Le premier à l‘avoir fait, fut le Président Léon Mba, il a supprimé la Dot, ce qui était une grande avancée à l’époque. Mais dans l’exposé des motifs de cette loi, le législateur a expliqué les raisons qui l’ont amené à proposer ce changement : la brutalité des hommes, le fait de considérer la femme comme une marchandise qu’on a acheté et qui devient taillable merci.
Dans un pays où l’esclavage a fait tant de dommages, verser une grande somme pour avoir la main d’une femme, revient à donner au mari le sentiment de l’avoir achetée et le droit de faire de son achat ce qu’il veut.
Mais le Président Léon Mba a sorti la dot par la porte, donc par une disposition légale, de nos jours elle est revenue par la fenêtre en décuplant, et l’appétit des parents par les listes qui sont remises au futur marié et d’autres considérations telles que la situation et la formation de la future mariée.
Cette législation a été battue en brèche.

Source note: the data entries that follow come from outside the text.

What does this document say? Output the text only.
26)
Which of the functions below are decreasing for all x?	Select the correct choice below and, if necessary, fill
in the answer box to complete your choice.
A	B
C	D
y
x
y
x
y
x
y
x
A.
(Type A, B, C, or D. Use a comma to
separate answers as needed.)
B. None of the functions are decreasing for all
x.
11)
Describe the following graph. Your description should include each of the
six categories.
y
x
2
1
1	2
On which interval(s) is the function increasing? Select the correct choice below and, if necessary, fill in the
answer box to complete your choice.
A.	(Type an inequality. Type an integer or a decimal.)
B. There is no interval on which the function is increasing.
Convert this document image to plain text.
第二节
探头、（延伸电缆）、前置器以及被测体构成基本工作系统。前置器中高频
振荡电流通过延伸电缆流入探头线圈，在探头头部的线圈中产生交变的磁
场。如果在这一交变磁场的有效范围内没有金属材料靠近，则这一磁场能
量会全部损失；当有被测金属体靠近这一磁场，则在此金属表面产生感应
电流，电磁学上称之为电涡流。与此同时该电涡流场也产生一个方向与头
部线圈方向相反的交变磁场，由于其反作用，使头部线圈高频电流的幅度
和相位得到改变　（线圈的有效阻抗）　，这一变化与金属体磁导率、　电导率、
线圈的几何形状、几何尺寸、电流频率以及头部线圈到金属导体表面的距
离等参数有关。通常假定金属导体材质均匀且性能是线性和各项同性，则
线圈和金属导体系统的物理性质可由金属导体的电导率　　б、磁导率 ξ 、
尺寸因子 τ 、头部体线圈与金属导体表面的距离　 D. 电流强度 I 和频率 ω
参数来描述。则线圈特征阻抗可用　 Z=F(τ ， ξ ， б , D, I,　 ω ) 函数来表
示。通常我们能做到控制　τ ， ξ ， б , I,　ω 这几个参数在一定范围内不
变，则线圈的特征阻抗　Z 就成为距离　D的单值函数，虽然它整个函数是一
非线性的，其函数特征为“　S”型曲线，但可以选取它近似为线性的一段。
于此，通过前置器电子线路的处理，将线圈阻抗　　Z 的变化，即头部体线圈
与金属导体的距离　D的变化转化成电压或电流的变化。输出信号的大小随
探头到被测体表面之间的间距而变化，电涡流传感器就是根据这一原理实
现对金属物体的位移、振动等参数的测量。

À la suite de nos traditions, de nos us et coutumes, l’église est venue remplacer par une nouvelle autorité morale, les règles qui régissent le mariage.
Dans Ephésiens, Chapitre 5, versets 22 à verset 31, la Bible donne un aperçu, du moins, une tentative de régler les relations entre les époux.
Dans le verset 22: il dit «Femmes soyez soumises à vos maris, comme au Seigneur »;
Dans le verset 23 : il dit « Car le mari est le chef de la femme, comme Christ est le chef de l’église, qui est son corps, et dont il est sauveur » ;
Dans le verset 28 : il dit « C’est ainsi que les maris doivent aimer leurs femmes comme leurs propres corps. Celui qui aime sa femme S’aime lui-même » ;
Dans le verset 29 : il dit « Car jamais personne n’a haï sa propre chaire, mais il la nourrit et en prend soin, comme Christ le fait pour l’Eglise » ;
Dans le verset 30 : il dit « par ce que nous sommes membres de son corps » ;
Dans le verset 31 : il dit « C’est pourquoi l’homme quittera son père et sa mère, et s’attachera à sa femme, et les deux deviendront une seule chaire ».
Je n’irai pas jusqu’à épouser totalement ce que dit la Bible, moi qui suis un animiste, un traditionaliste, nourri au lait et à l’esprit des peuples Gisir,
Mais mon regret est de ne pas trouver en face de chaque article supprimé, les raisons qui amènent la nouvelle rédaction, c’est-à-dire la nouvelle loi qui désormais va régir la matière.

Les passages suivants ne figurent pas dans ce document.